Une femme âgée (la canne) et sage (le livre) morigène (l’index) une jeune fille qui rêve à l’amour (l’Hermès derrière la tête) et se prépare à laisser envoler l’oiseau qu’elle garde précieusement dans sa boîte (sur cette métaphore de la virginité, voir L’oiseau envolé).
Un médecin voit dans l’urine de la même jeune fille affligée la preuve irréfutable qu’elle est enceinte, et non malade : le clystère posé sur la table symbolise à la fois le mal qui l’a frappée, et l’impossibilité d’un remède.
Son jeune frère rigole en faisant, près d’un montant de chaise évocateur, le geste obscène de la figue (voir Faire la figue).
A chacun sa fantaisie (Every one his fancy) Des goûts différents
Schalcken, 1670-75, Rijksmuseum, Amsterdam
Ce pendant plus énigmatique repend un peu le même thème.
Dans l’enfance, les préférences sont simples : se goinfrer de bouillie à la cuillère, ou gober un oeuf salement (voir la coulure sur sa serviette). Le grand frère au bel habit, admiré par sa soeur et son grand-père, se moque ouvertement de la naïveté gloutonne du petit : car il y a sans doute un sous-entendu sexuel dans l’oeuf brisé (comme plus tard chez Greuze, voir Les pendants de Greuze), synonyme de défloraison pour une fille, et de vigueur sexuelle pour un garçon.
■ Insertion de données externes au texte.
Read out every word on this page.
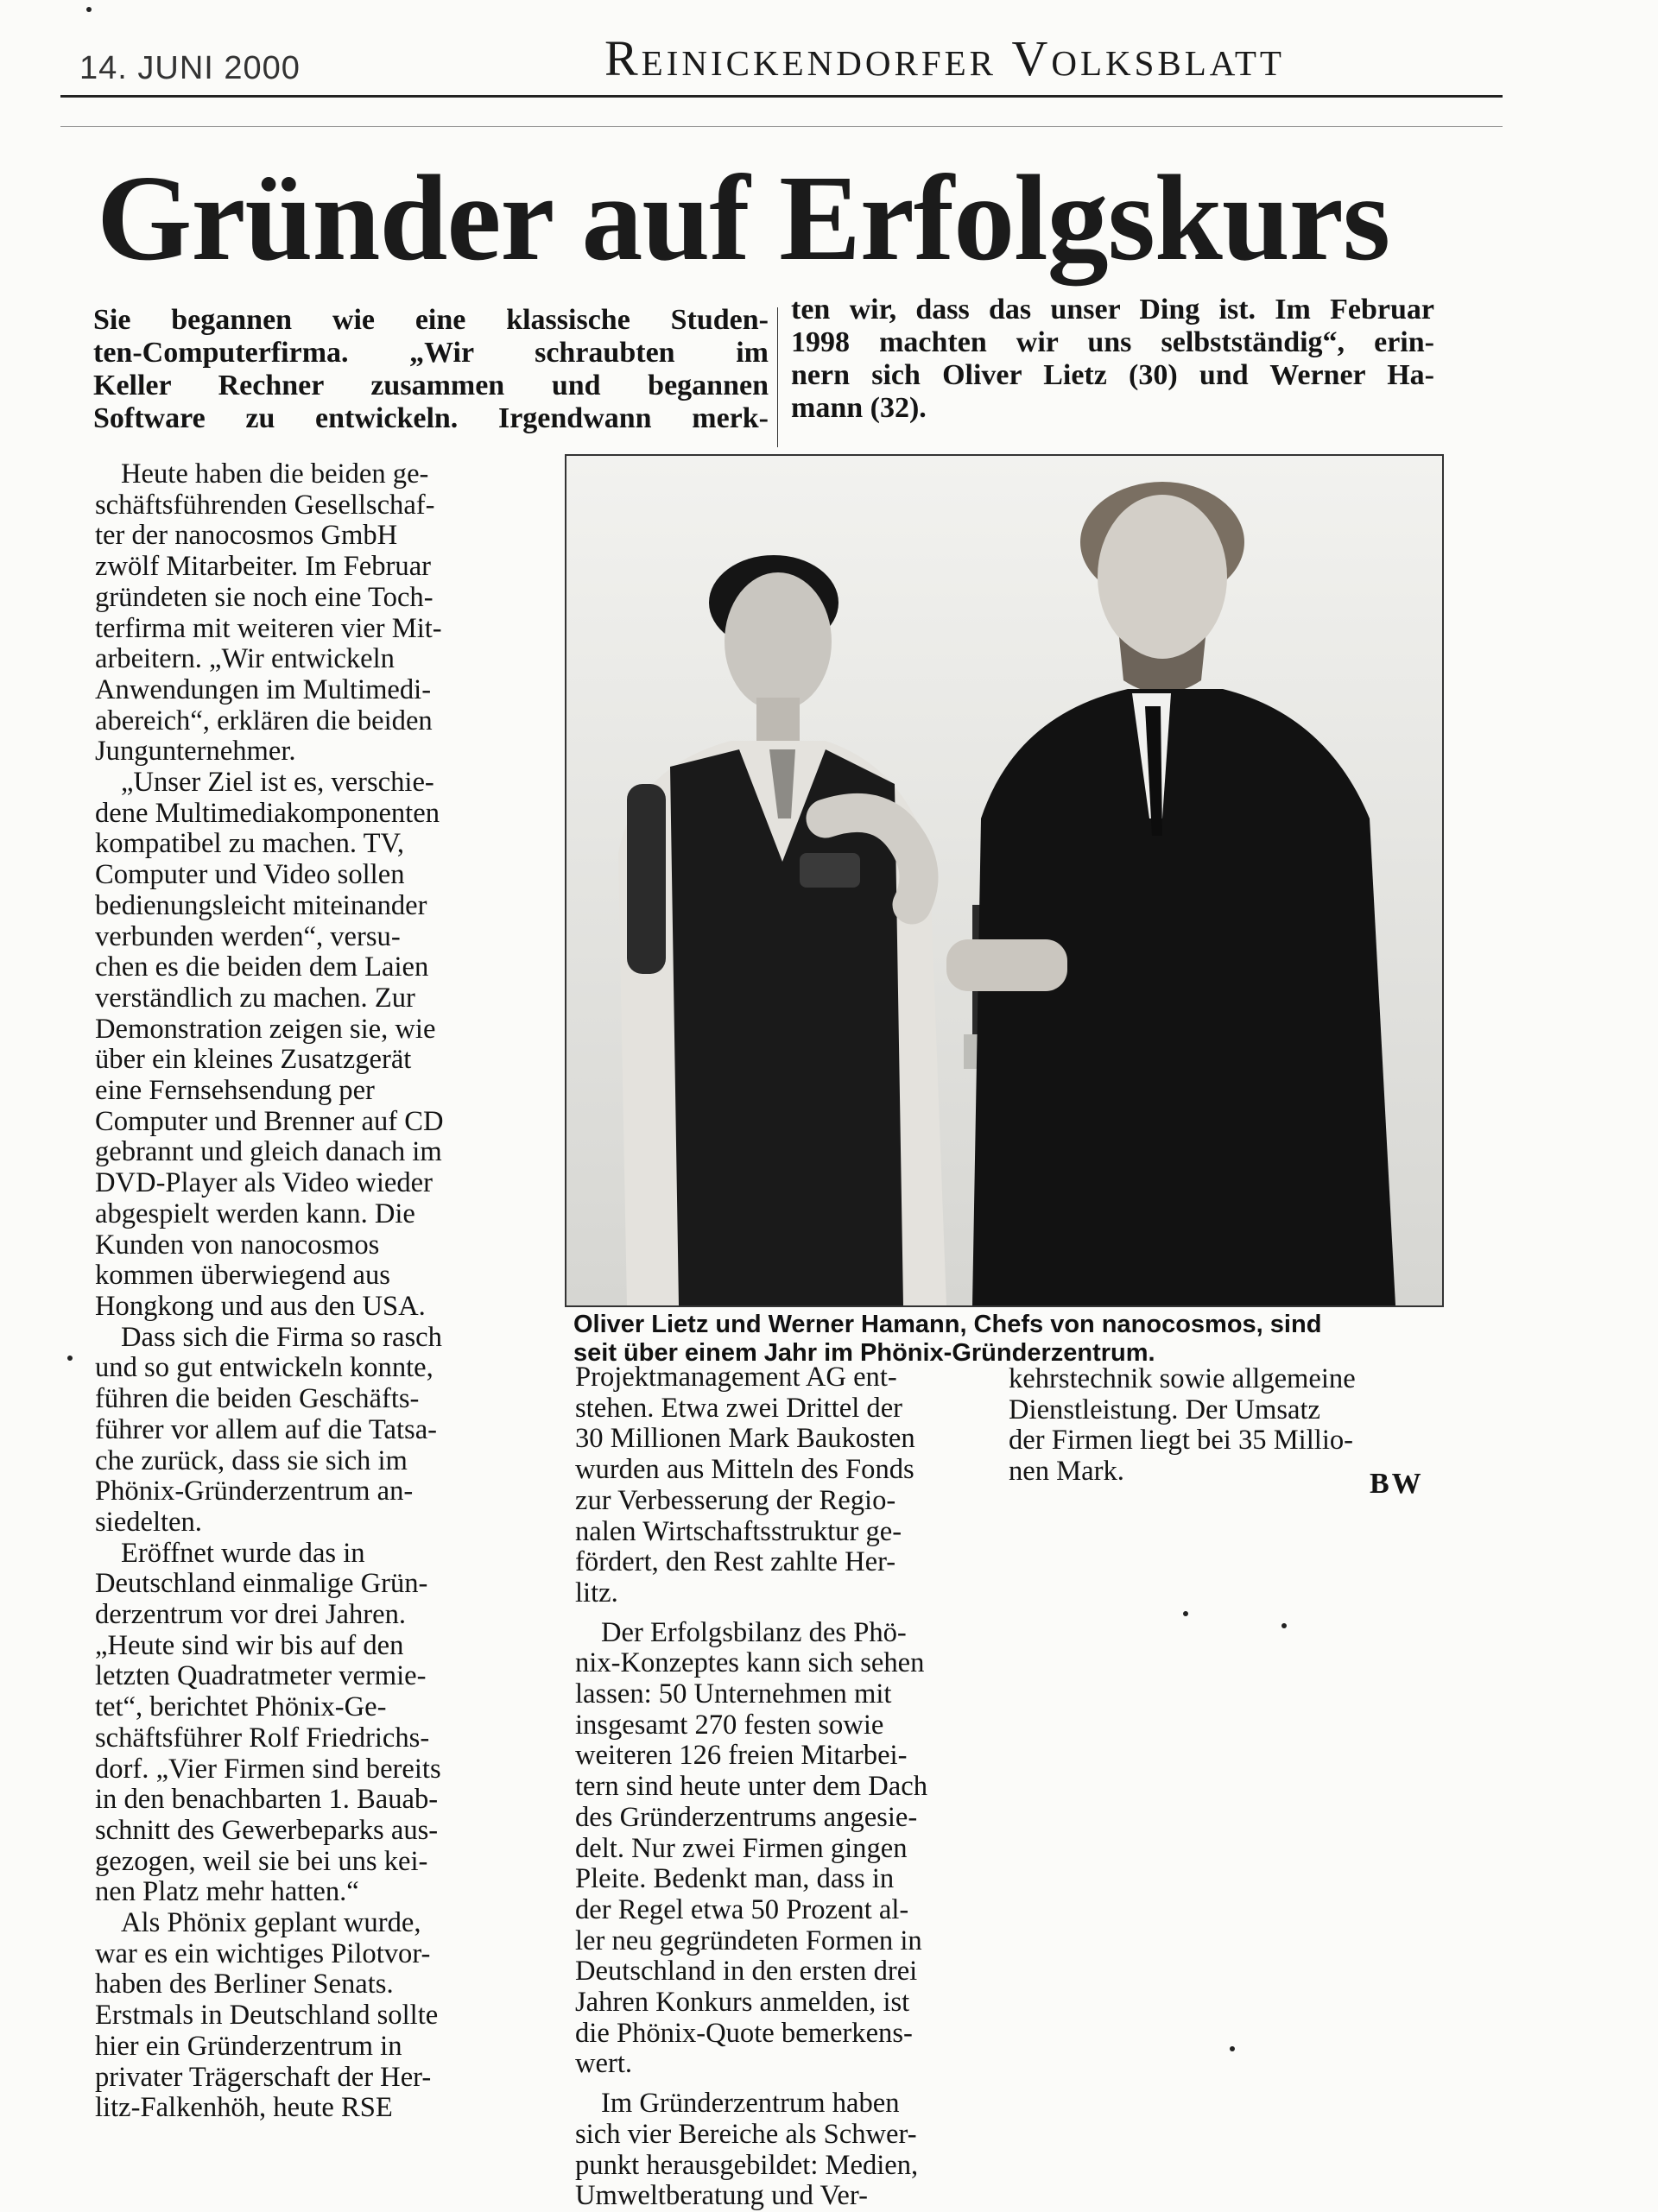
14. JUNI 2000	Reinickendorfer Volksblatt
Gründer auf Erfolgskurs

Sie begannen wie eine klassische Studen-

ten-Computerfirma. „Wir schraubten im

Keller Rechner zusammen und begannen

Software zu entwickeln. Irgendwann merk-

ten wir, dass das unser Ding ist. Im Februar

1998 machten wir uns selbstständig“, erin-

nern sich Oliver Lietz (30) und Werner Ha-

mann (32).

Oliver Lietz und Werner Hamann, Chefs von nanocosmos, sind
seit über einem Jahr im Phönix-Gründerzentrum.

Heute haben die beiden ge-

schäftsführenden Gesellschaf-

ter der nanocosmos GmbH

zwölf Mitarbeiter. Im Februar

gründeten sie noch eine Toch-

terfirma mit weiteren vier Mit-

arbeitern. „Wir entwickeln

Anwendungen im Multimedi-

abereich“, erklären die beiden

Jungunternehmer.

„Unser Ziel ist es, verschie-

dene Multimediakomponenten

kompatibel zu machen. TV,

Computer und Video sollen

bedienungsleicht miteinander

verbunden werden“, versu-

chen es die beiden dem Laien

verständlich zu machen. Zur

Demonstration zeigen sie, wie

über ein kleines Zusatzgerät

eine Fernsehsendung per

Computer und Brenner auf CD

gebrannt und gleich danach im

DVD-Player als Video wieder

abgespielt werden kann. Die

Kunden von nanocosmos

kommen überwiegend aus

Hongkong und aus den USA.

Dass sich die Firma so rasch

und so gut entwickeln konnte,

führen die beiden Geschäfts-

führer vor allem auf die Tatsa-

che zurück, dass sie sich im

Phönix-Gründerzentrum an-

siedelten.

Eröffnet wurde das in

Deutschland einmalige Grün-

derzentrum vor drei Jahren.

„Heute sind wir bis auf den

letzten Quadratmeter vermie-

tet“, berichtet Phönix-Ge-

schäftsführer Rolf Friedrichs-

dorf. „Vier Firmen sind bereits

in den benachbarten 1. Bauab-

schnitt des Gewerbeparks aus-

gezogen, weil sie bei uns kei-

nen Platz mehr hatten.“

Als Phönix geplant wurde,

war es ein wichtiges Pilotvor-

haben des Berliner Senats.

Erstmals in Deutschland sollte

hier ein Gründerzentrum in

privater Trägerschaft der Her-

litz-Falkenhöh, heute RSE

Projektmanagement AG ent-

stehen. Etwa zwei Drittel der

30 Millionen Mark Baukosten

wurden aus Mitteln des Fonds

zur Verbesserung der Regio-

nalen Wirtschaftsstruktur ge-

fördert, den Rest zahlte Her-

litz.

Der Erfolgsbilanz des Phö-

nix-Konzeptes kann sich sehen

lassen: 50 Unternehmen mit

insgesamt 270 festen sowie

weiteren 126 freien Mitarbei-

tern sind heute unter dem Dach

des Gründerzentrums angesie-

delt. Nur zwei Firmen gingen

Pleite. Bedenkt man, dass in

der Regel etwa 50 Prozent al-

ler neu gegründeten Formen in

Deutschland in den ersten drei

Jahren Konkurs anmelden, ist

die Phönix-Quote bemerkens-

wert.

Im Gründerzentrum haben

sich vier Bereiche als Schwer-

punkt herausgebildet: Medien,

Umweltberatung und Ver-

kehrstechnik sowie allgemeine

Dienstleistung. Der Umsatz

der Firmen liegt bei 35 Millio-

nen Mark.	BW
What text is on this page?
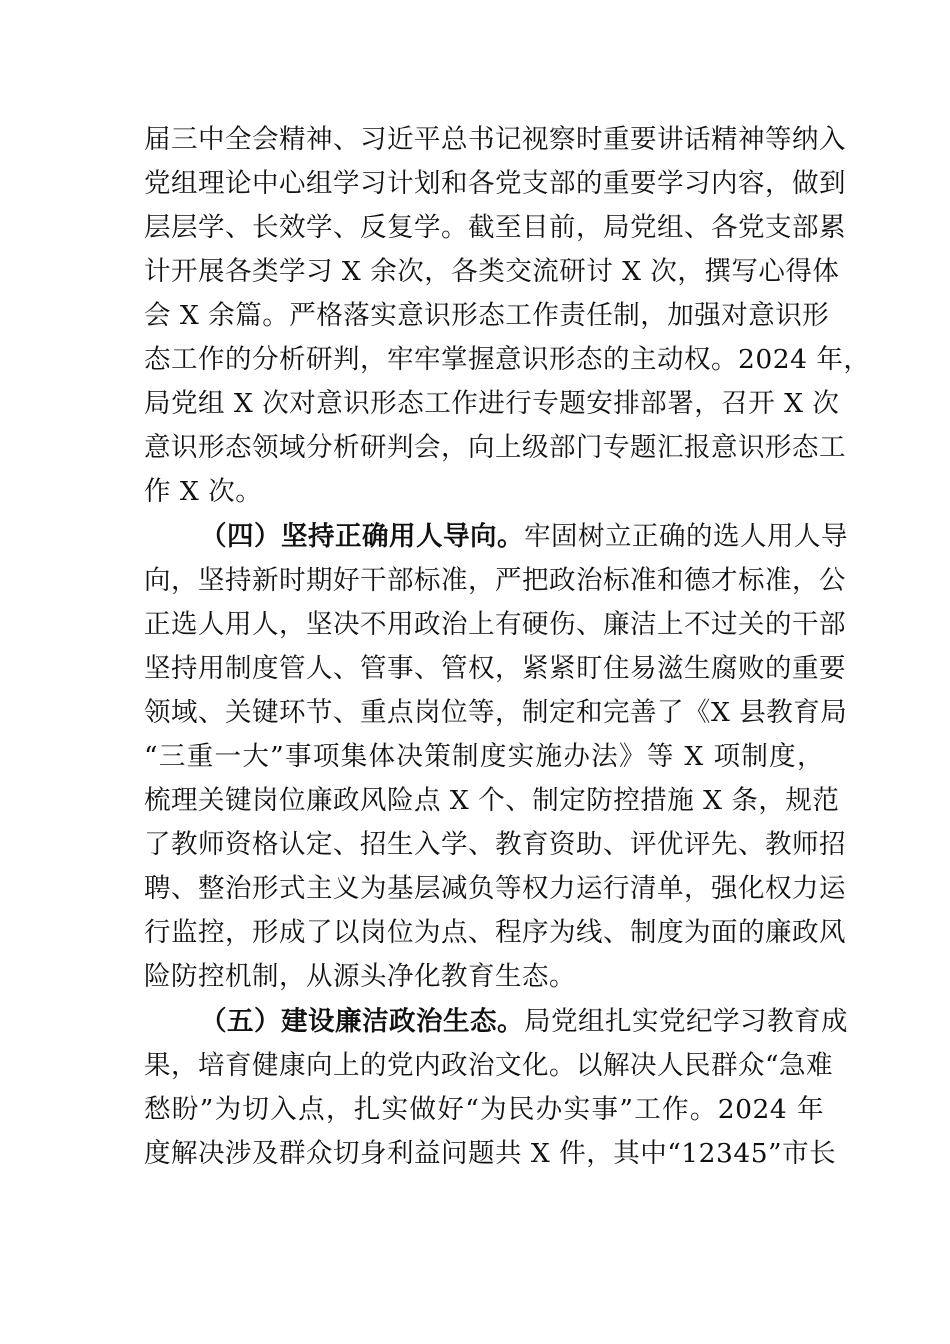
届三中全会精神、习近平总书记视察时重要讲话精神等纳入
党组理论中心组学习计划和各党支部的重要学习内容，做到
层层学、长效学、反复学。截至目前，局党组、各党支部累
计开展各类学习 X 余次，各类交流研讨 X 次，撰写心得体
会 X 余篇。严格落实意识形态工作责任制，加强对意识形
态工作的分析研判，牢牢掌握意识形态的主动权。2024 年，
局党组 X 次对意识形态工作进行专题安排部署，召开 X 次
意识形态领域分析研判会，向上级部门专题汇报意识形态工
作 X 次。
（四）坚持正确用人导向。牢固树立正确的选人用人导
向，坚持新时期好干部标准，严把政治标准和德才标准，公
正选人用人，坚决不用政治上有硬伤、廉洁上不过关的干部
坚持用制度管人、管事、管权，紧紧盯住易滋生腐败的重要
领域、关键环节、重点岗位等，制定和完善了《X 县教育局
“三重一大”事项集体决策制度实施办法》等 X 项制度，
梳理关键岗位廉政风险点 X 个、制定防控措施 X 条，规范
了教师资格认定、招生入学、教育资助、评优评先、教师招
聘、整治形式主义为基层减负等权力运行清单，强化权力运
行监控，形成了以岗位为点、程序为线、制度为面的廉政风
险防控机制，从源头净化教育生态。
（五）建设廉洁政治生态。局党组扎实党纪学习教育成
果，培育健康向上的党内政治文化。以解决人民群众“急难
愁盼”为切入点，扎实做好“为民办实事”工作。2024 年
度解决涉及群众切身利益问题共 X 件，其中“12345”市长
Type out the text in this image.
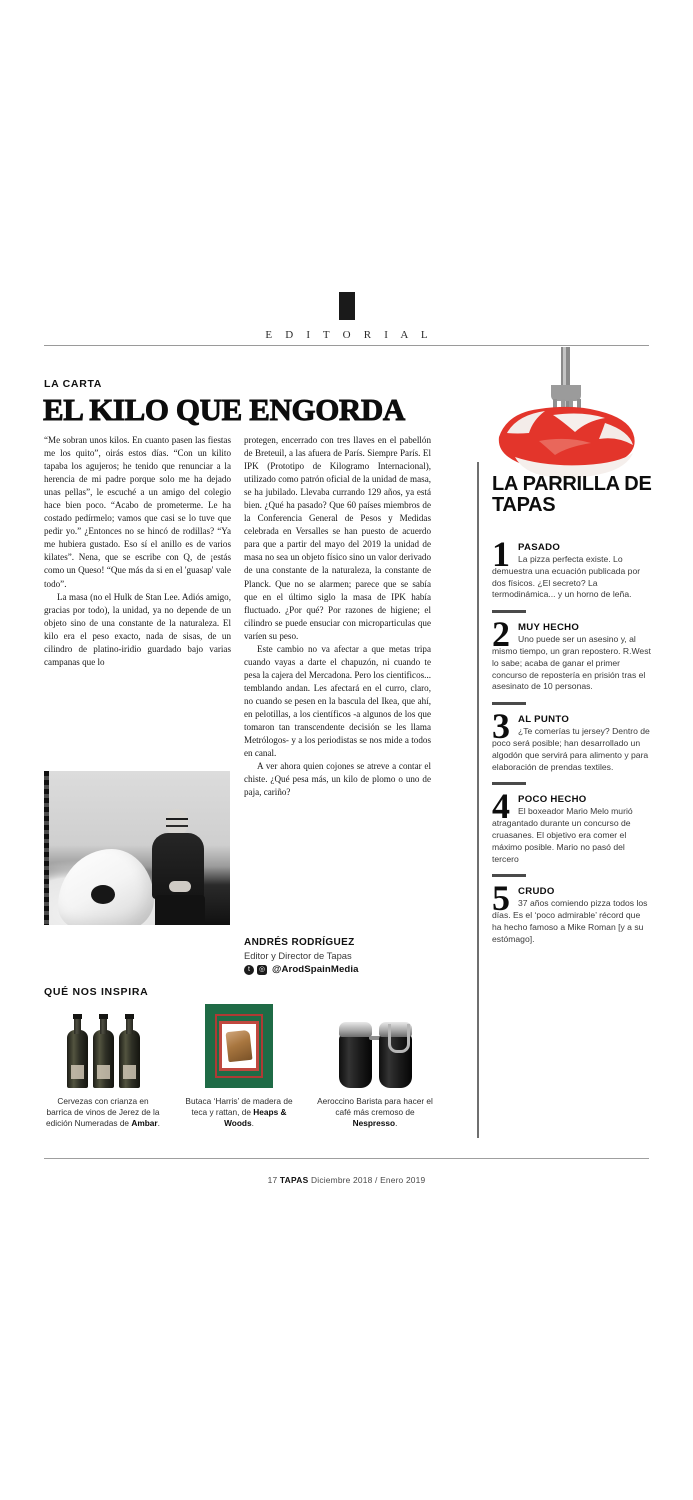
E D I T O R I A L
LA CARTA
EL KILO QUE ENGORDA

“Me sobran unos kilos. En cuanto pasen las fiestas me los quito”, oirás estos días. “Con un kilito tapaba los agujeros; he tenido que renunciar a la herencia de mi padre porque solo me ha dejado unas pellas”, le escuché a un amigo del colegio hace bien poco. “Acabo de prometerme. Le ha costado pedírmelo; vamos que casi se lo tuve que pedir yo.” ¿Entonces no se hincó de rodillas? “Ya me hubiera gustado. Eso sí el anillo es de varios kilates”. Nena, que se escribe con Q, de ¡estás como un Queso! “Que más da si en el 'guasap' vale todo”.

La masa (no el Hulk de Stan Lee. Adiós amigo, gracias por todo), la unidad, ya no depende de un objeto sino de una constante de la naturaleza. El kilo era el peso exacto, nada de sisas, de un cilindro de platino-iridio guardado bajo varias campanas que lo

protegen, encerrado con tres llaves en el pabellón de Breteuil, a las afuera de París. Siempre París. El IPK (Prototipo de Kilogramo Internacional), utilizado como patrón oficial de la unidad de masa, se ha jubilado. Llevaba currando 129 años, ya está bien. ¿Qué ha pasado? Que 60 países miembros de la Conferencia General de Pesos y Medidas celebrada en Versalles se han puesto de acuerdo para que a partir del mayo del 2019 la unidad de masa no sea un objeto físico sino un valor derivado de una constante de la naturaleza, la constante de Planck. Que no se alarmen; parece que se sabía que en el último siglo la masa de IPK había fluctuado. ¿Por qué? Por razones de higiene; el cilindro se puede ensuciar con microparticulas que varíen su peso.

Este cambio no va afectar a que metas tripa cuando vayas a darte el chapuzón, ni cuando te pesa la cajera del Mercadona. Pero los cientificos... temblando andan. Les afectará en el curro, claro, no cuando se pesen en la bascula del Ikea, que ahí, en pelotillas, a los científicos -a algunos de los que tomaron tan transcendente decisión se les llama Metrólogos- y a los periodistas se nos mide a todos en canal.

A ver ahora quien cojones se atreve a contar el chiste. ¿Qué pesa más, un kilo de plomo o uno de paja, cariño?

ANDRÉS RODRÍGUEZ
Editor y Director de Tapas
t	◎ @ArodSpainMedia
QUÉ NOS INSPIRA
Cervezas con crianza en barrica de vinos de Jerez de la edición Numeradas de Ambar.
Butaca ‘Harris’ de madera de teca y rattan, de Heaps & Woods.
Aeroccino Barista para hacer el café más cremoso de Nespresso.
LA PARRILLA DE TAPAS
1 PASADO
La pizza perfecta existe. Lo demuestra una ecuación publicada por dos físicos. ¿El secreto? La termodinámica... y un horno de leña.
2 MUY HECHO
Uno puede ser un asesino y, al mismo tiempo, un gran repostero. R.West lo sabe; acaba de ganar el primer concurso de repostería en prisión tras el asesinato de 10 personas.
3 AL PUNTO
¿Te comerías tu jersey? Dentro de poco será posible; han desarrollado un algodón que servirá para alimento y para elaboración de prendas textiles.
4 POCO HECHO
El boxeador Mario Melo murió atragantado durante un concurso de cruasanes. El objetivo era comer el máximo posible. Mario no pasó del tercero
5 CRUDO
37 años comiendo pizza todos los días. Es el ‘poco admirable’ récord que ha hecho famoso a Mike Roman [y a su estómago].
17 TAPAS Diciembre 2018 / Enero 2019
Le second tableau illustre les préférences qui se présentent à un garçon plus âgé : fumer sa pipe en solitaire en rêvant à on sait bien quoi, ou courtiser une jolie fille au coin du feu.
Jeune garçon faisant souffler une vessie de porc à une jeune fille Jeune fille mangeant une pomme à la chandelle
Schalcken, 1675-80, Staatliches Museum, Schwerin
Ce pendant assez déconcertant oppose un couple d’enfants, en lumière naturelle, et une petit fille solitaire, à la bougie. Formellement, l’appariement des deux scènes repose uniquement sur le geste de la jeune fille de porter un objet à sa bouche.
Mais il y a probablement un arrière-plan symbolique, les jeux d’enfants dénonçant ce qui guette les adultes : la futilité des plaisirs (la vessie) et l’appétit coupable (à voir le geste suspendu de cette petite Eve, surprise en flagrant délit de gourmandise).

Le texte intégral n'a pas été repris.